The noble Lord, Lord Richard, proves my point and I am immensely grateful to him. We are going to investigate whether there should be a scheme.
The noble Lord, Lord Steel, wants to have a vote on the abolition of by-elections for hereditary Peers. I can confirm to the House that when we publish a Bill at the end of this year, which is only a few months away, there will be not only a proposal for the abolition of by-elections for hereditary Peers but one for a very substantial cut in the number of life Peers under the Life Peerages Act 1958. That is the by-product of going down this road.
The noble Lord has put down only four suggestions. He could have had a fifth: whether or not there should be an elected or an unelected House—as if there were any doubt about that, incidentally.

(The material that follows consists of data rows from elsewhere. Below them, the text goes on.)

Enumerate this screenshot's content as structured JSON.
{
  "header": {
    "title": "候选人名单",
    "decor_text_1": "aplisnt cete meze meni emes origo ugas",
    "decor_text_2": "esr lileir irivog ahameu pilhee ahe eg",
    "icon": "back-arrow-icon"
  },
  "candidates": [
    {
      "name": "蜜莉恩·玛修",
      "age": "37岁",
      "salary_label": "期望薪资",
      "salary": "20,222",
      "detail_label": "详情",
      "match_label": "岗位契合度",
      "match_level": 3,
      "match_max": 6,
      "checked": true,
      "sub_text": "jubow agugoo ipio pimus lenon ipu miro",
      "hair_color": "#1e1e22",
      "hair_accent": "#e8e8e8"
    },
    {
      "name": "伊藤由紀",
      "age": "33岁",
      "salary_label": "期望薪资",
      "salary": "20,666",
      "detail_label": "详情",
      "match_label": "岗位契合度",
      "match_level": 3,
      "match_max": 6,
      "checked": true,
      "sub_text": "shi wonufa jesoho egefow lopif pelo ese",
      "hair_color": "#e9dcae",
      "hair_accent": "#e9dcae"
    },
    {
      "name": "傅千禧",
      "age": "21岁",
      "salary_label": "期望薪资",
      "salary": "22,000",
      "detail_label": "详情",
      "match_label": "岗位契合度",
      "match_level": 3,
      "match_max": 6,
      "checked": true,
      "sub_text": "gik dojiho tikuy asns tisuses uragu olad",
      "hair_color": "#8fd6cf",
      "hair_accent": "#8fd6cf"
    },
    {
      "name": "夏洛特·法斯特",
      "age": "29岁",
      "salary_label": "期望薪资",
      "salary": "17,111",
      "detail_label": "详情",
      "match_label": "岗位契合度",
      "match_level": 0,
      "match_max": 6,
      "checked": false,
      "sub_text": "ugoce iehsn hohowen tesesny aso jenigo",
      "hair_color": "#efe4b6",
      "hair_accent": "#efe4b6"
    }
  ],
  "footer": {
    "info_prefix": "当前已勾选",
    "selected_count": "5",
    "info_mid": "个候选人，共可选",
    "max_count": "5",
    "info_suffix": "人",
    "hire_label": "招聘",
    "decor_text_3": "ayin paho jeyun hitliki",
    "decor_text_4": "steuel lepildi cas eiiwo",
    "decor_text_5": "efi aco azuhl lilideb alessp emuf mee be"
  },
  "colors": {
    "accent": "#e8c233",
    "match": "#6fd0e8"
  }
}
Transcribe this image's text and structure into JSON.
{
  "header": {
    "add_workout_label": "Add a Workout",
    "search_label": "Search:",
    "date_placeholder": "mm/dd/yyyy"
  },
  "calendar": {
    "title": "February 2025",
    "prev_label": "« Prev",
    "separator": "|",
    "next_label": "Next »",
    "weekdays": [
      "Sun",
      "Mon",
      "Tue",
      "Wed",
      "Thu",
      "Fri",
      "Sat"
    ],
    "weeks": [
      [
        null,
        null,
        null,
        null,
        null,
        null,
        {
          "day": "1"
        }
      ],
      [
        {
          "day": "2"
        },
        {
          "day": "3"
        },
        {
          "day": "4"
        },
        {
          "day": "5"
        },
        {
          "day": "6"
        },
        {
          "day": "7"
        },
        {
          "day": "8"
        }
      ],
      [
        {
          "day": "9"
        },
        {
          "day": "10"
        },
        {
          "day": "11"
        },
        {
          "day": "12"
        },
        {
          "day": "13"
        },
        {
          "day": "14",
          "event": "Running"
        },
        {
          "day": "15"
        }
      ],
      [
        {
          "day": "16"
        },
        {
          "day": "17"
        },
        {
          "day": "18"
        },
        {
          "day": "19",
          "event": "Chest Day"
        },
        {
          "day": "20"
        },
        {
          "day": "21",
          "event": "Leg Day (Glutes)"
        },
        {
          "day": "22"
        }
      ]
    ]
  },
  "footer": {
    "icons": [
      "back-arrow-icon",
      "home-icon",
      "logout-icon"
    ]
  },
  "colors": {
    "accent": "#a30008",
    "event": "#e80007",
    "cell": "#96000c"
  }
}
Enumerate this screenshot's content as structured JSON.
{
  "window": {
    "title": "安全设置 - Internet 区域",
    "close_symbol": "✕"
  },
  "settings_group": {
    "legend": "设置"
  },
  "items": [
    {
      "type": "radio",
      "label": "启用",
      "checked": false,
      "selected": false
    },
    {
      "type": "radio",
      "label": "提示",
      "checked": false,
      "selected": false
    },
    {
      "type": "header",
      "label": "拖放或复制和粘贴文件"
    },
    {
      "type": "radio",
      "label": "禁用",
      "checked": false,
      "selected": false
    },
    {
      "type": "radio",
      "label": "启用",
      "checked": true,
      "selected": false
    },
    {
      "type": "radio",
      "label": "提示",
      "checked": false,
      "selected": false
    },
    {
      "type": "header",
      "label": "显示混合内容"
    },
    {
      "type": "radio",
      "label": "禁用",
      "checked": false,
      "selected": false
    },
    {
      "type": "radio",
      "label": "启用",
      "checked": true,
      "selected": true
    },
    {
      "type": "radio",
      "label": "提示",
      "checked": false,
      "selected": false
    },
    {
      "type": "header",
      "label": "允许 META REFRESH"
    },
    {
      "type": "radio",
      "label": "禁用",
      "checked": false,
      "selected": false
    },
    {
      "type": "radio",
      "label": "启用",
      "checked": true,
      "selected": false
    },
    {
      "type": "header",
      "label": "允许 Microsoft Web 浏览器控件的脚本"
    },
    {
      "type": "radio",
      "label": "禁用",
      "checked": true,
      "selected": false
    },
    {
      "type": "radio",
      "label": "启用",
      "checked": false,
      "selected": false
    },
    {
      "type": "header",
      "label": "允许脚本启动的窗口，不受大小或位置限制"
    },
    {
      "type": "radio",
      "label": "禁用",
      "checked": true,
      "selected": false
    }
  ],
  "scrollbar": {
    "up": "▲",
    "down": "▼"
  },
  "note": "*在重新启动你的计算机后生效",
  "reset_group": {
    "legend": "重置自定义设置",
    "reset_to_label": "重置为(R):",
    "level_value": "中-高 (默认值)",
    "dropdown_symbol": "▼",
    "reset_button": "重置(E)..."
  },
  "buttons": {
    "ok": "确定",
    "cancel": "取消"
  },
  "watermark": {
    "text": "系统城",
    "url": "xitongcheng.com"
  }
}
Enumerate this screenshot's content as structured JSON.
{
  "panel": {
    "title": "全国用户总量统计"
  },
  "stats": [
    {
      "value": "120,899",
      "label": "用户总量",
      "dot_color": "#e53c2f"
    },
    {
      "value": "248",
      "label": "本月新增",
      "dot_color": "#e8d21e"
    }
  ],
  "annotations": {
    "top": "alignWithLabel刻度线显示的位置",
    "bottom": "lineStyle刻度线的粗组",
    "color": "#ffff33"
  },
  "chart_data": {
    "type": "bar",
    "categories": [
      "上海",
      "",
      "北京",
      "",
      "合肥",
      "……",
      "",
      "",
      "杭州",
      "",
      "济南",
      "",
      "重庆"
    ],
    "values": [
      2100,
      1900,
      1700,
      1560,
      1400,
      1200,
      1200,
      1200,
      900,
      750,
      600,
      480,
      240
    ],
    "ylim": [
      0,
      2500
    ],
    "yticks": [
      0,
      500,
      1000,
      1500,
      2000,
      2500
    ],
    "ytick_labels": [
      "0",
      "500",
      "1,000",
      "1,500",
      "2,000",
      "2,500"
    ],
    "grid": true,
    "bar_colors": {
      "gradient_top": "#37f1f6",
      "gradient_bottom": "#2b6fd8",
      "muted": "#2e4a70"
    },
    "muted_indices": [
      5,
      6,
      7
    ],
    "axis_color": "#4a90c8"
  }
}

His next proposal concerns the removal of Members convicted of serious criminal offences. Frankly, I was surprised to see this because I cannot imagine that anybody would not be in favour of having a statutory scheme similar to that of the House of Commons. It is certainly our intention that this should be covered in the legislation when it comes forward, once we have had a suitable debate on that subject. The provision already applies in another place; there is no good reason why it should not apply here.
The creation of a statutory appointments commission is infinitely more complicated and is the most difficult and controversial aspect of the noble Lord’s proposals. It is difficult and controversial at least in part because the appointments system that we have already seems to work pretty well. Many of the Peers on the Cross Benches came out of the Appointments Commission and they show up that commission rather better than many of us had imagined would be the case. However, if we still had an appointed element in this House, there would have to be some kind of system, and it would be very surprising if that was not a statutorily-based system.
Is the noble Lord not aware that, in introducing his Motion, the noble Lord, Lord Steel, said that it applies to the period between now and the never-never land when the Bill will come into operation? To say that this will all be covered by the Bill and that the hereditary by-elections will automatically ipso facto go at that time does not address the point made by the noble Lord, Lord Steel.
But of course it does. The Government have pledged to produce a Bill by the end of the year. I could ring up the parliamentary draftsman tomorrow morning and say, “We have a cracking good idea. We have four marvellous suggestions that none of us has thought of before. Please draft a Bill”. These measures require legislation. They cannot just be willed. They cannot just happen.
But it is not a government Bill. It has been introduced several times and found to have enormous flaws. A responsible Government would have to ask a parliamentary draftsman to draft a measure. The noble Lord with his government experience knows this. We would need to do that at the earliest opportunity. We are going to fast track this. It could not be published before October or November. That is just a few weeks before we will publish our own Bill. I do not think that I could go to the committee of parliamentary business managers and say that the House of Lords wants an advantage of just a few weeks to discuss in government time the Bill of the noble Lord, Lord Steel. With the best will in the world, that is not going to happen.
All that I will say is that it has been a tremendous debate. I am glad that I have been able to answer the points made by the noble Lord, Lord Steel of Aikwood. He has been very patient for a number of years. Now we are asking him to be patient for a few more months and he will get everything that he wants and probably deserves.
All that I would say to that is that I do not want to wait for another five years. We need these matters to be resolved now. I beg to move.